The generated oil is discharged, migrated to conventional reservoirs, and becomes conventional reservoirs. When migrated to tight reservoirs, it becomes tight oil, and when it remains in oil-producing shale, it becomes shale oil. The molecular weight of oil is larger than that of gas, which requires larger pore diameter to be transported and higher physical properties of reservoirs capable of transporting oil. The Bakken and Eagle Beach groups in the United States are typical examples.

The upper and lower layers of the Bakken Formation are rich in organic matter and have been in the stage of oil generation window, with porosity of 2%-4%, permeability of less than 0.1mD and oil saturation of 70%-80%. In the middle of the Bakken Formation, there are tight layers in which oil and gas migrate and gather.

Core profile of the Bakken Formation

The Bakken oil is mainly produced in the lower and middle tight formations, but it is also produced in fractured shale formations.
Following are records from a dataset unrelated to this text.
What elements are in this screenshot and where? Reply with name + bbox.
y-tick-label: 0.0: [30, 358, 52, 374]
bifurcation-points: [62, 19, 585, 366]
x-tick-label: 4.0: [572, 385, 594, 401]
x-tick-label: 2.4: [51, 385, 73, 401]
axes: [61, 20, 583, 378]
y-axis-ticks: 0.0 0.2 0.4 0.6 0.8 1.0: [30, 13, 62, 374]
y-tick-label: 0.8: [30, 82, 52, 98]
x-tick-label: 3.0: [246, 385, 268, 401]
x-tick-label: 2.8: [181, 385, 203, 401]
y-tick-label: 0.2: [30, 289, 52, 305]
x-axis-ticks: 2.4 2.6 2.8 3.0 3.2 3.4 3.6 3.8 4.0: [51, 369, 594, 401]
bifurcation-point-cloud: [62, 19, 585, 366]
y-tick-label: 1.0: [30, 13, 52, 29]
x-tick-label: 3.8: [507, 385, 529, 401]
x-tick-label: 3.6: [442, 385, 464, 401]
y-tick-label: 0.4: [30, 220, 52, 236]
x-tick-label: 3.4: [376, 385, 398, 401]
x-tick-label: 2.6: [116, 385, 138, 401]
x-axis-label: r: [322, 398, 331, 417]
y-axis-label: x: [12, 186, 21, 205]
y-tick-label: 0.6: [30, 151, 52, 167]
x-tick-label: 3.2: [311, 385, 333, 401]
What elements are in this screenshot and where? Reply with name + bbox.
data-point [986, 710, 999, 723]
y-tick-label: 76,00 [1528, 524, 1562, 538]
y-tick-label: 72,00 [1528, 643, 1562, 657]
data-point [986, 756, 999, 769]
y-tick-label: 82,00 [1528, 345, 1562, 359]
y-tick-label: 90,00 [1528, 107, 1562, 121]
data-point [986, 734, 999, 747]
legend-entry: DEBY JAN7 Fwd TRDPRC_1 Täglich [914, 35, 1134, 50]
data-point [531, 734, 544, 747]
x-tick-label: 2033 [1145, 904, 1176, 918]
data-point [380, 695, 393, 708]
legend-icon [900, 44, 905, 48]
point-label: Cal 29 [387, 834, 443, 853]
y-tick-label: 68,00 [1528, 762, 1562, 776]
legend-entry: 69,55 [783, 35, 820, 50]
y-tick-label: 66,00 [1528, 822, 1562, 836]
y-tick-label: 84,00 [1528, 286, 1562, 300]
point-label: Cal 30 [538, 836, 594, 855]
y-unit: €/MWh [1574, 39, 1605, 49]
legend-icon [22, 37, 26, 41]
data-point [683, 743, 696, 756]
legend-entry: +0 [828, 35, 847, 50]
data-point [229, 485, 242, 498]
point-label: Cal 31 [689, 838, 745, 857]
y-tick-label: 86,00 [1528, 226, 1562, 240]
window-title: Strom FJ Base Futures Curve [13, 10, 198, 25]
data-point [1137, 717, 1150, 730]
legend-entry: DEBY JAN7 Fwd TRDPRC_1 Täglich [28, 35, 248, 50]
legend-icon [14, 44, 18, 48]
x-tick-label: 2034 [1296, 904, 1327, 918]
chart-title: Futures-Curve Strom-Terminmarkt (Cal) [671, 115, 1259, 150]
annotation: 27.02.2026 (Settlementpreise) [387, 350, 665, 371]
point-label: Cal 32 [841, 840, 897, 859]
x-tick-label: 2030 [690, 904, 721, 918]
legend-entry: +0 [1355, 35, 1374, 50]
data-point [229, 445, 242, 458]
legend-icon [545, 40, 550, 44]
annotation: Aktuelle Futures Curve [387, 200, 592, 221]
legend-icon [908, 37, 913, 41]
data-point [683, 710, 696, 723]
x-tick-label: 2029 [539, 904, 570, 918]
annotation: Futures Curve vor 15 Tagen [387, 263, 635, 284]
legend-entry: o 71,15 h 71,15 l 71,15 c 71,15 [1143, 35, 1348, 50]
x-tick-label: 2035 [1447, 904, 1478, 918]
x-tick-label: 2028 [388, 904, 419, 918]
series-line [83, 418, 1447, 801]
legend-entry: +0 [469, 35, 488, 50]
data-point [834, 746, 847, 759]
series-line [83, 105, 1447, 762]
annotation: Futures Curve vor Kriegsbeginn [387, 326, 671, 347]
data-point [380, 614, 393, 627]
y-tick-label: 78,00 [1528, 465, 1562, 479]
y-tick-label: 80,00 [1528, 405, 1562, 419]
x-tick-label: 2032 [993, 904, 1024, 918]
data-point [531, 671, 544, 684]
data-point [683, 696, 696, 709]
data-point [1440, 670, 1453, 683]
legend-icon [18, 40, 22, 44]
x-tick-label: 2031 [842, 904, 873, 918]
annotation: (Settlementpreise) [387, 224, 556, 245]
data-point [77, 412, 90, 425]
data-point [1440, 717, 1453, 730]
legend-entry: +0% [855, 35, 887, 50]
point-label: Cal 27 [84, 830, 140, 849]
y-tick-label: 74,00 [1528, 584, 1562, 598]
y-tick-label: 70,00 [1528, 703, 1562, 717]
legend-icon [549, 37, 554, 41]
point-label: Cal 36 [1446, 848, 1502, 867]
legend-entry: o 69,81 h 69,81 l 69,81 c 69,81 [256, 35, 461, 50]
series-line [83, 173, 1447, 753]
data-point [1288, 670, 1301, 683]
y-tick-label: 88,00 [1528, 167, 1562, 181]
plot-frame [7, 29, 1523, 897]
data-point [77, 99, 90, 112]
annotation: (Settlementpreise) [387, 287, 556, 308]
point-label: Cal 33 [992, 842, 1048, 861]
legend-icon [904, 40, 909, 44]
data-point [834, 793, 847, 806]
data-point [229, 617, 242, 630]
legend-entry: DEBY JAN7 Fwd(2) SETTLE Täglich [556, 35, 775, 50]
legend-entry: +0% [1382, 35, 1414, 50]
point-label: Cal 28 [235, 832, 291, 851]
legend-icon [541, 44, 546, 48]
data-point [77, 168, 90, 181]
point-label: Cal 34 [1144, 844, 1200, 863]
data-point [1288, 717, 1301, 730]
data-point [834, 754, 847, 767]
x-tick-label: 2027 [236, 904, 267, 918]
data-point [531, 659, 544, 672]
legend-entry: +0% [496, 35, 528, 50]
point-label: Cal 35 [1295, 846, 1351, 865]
Bakken shale kerogen type is Ⅰ, Ⅱ model, Ro is 0.6% ~ 0.9%, crude oil density is 0.81 ~ 0.82, the pressure coefficient is 1.35 ~ 1.56, the TOC content 11% ~ 15%, the highest was 20%, and for world-class hydrocarbon source rocks. The central reservoir is composed of sandstone, fine siltstone and limestone, which is the main oil-producing interval.

The Yingtan Formation is composed of layered Marine carbonate rocks and organic-rich shales. In the same shale formation in Eagle Beach, producing Wells with Ro between 0.6% and 0.8% are all oil. The Wells with Ro between 0.8% and 1.1% are all condensates. Producer Wells with RO greater than 1.1% are dry gas. Ro increases with the increase of burial depth of shale, and increases gradually from southeast to northwest of the basin. The oil and gas phase transitions from dry gas to condensate and oil from southeast to northwest.